OHSS, he further explained, combines the benefits of hosted services, which also include scalability and geographic redundancy, with the security and control that were previously available only in premises-based solutions.
OHSS “is an extension of customer enablement,” Smith said, noting that the solution “offers an unprecedented level of flexibility.”
Verizon Business has priced OHSS on a per-use basis that combines per-minute and transaction pricing, with considerations for call volumes and platform resource requirements.
Also included in the offering is Verizon Business’ professional services team, which can assist customers in developing and deploying applications and integrating them with Verizon Business’ other contact center solutions. OHSS customers can also access a full suite of standard reports, including detailed billing backup and performance maintenance, through the Verizon Enterprise Center, a secure, global online portal. The reporting captures daily, weekly, and monthly speech application activity that customers can retrieve from virtually anywhere at any time.
In Sensory Range
EMBEDDED SPEECH PROVIDER Sensory has spent the past 15 years digging out a comfortable niche for itself—selling the tiny speech chips that power a number of consumer products, from toys like Furby to cellular phones. At the same time, it has always had an eye further down the field. Believing that the future of embedded speech would be in client/server interactions—a smaller device linking up to a network of more powerful machines that could perform complex computations—the company has been filing patents in the space almost since its inception. They make up as much as half of its holdings.
And with this year’s release of its chip in BlueAnt’s V1 and now Q1 Bluetooth headsets, Sensory is finally making good on its investment. The devices, powered by Sensory’s BlueGenie voice interface, not only allow users voice access to a number of command-and-control features, but also provide voice-enabled access to network services from Google or Microsoft—both of which have partnerships with Sensory—for directory assistance, driving directions, locating the cheapest gas station, getting stock quotes or sports scores, and more.

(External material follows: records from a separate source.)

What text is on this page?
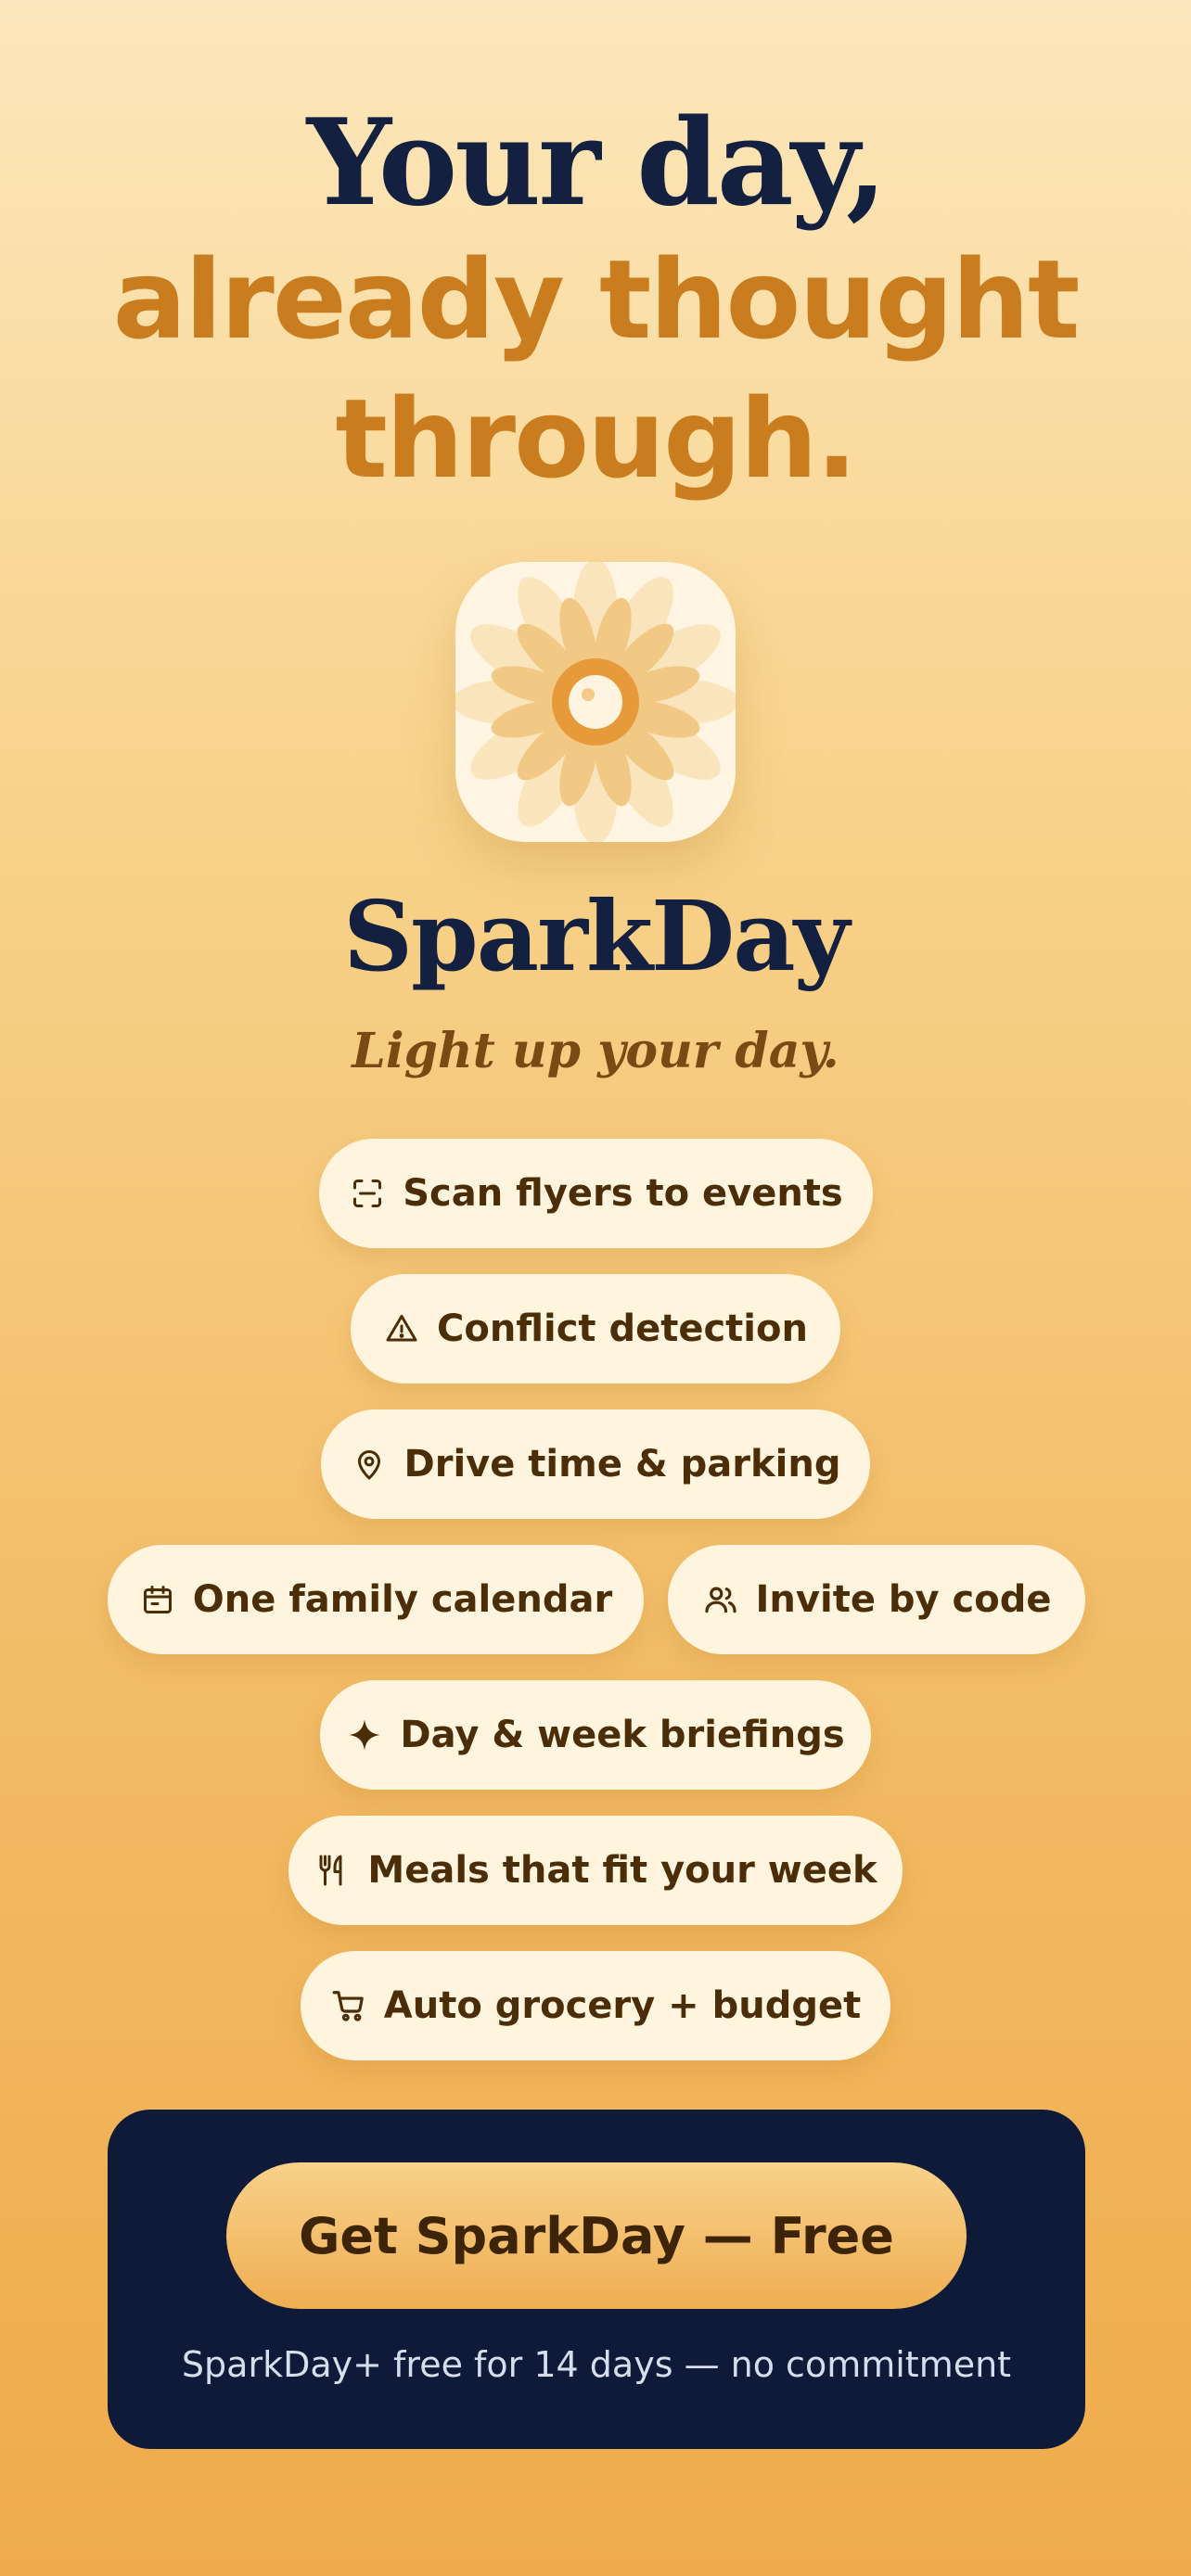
Your day,
already thought
through.
SparkDay
Light up your day.
Scan flyers to events
Conflict detection
Drive time & parking
One family calendar	Invite by code
Day & week briefings
Meals that fit your week
Auto grocery + budget
Get SparkDay — Free
SparkDay+ free for 14 days — no commitment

The offerings have proven successful with consumers and reviewers, too. The V1 has consistently ranked between five and 12 on Amazon.com’s list of top Bluetooth wireless accessories; it ranks in the top 100 for cell phone and services sales overall; Crackberry.com rated the device as No. 1; and CNET, in naming the device as one of its editor’s choice products, identified it as the world’s first voice-controlled headset, and heaped praise on the V1’s voice commands and its tie-in with Google’s GOOG-411 directory assistance service.
Beyond the Bluetooth headsets, the company earlier this year announced several significant deals with more than a dozen consumer electronics companies that introduced products featuring its speech recognition technologies. From hands-free car kits and clock radios to remote controls and iPod docking stations, Sensory has really set in motion the goal of simplifying interactions between humans and the consumer electronics products they use every day, replacing awkward button presses with simple voice commands, and trading annoying flashing lights and beeps with pleasant sounding voices.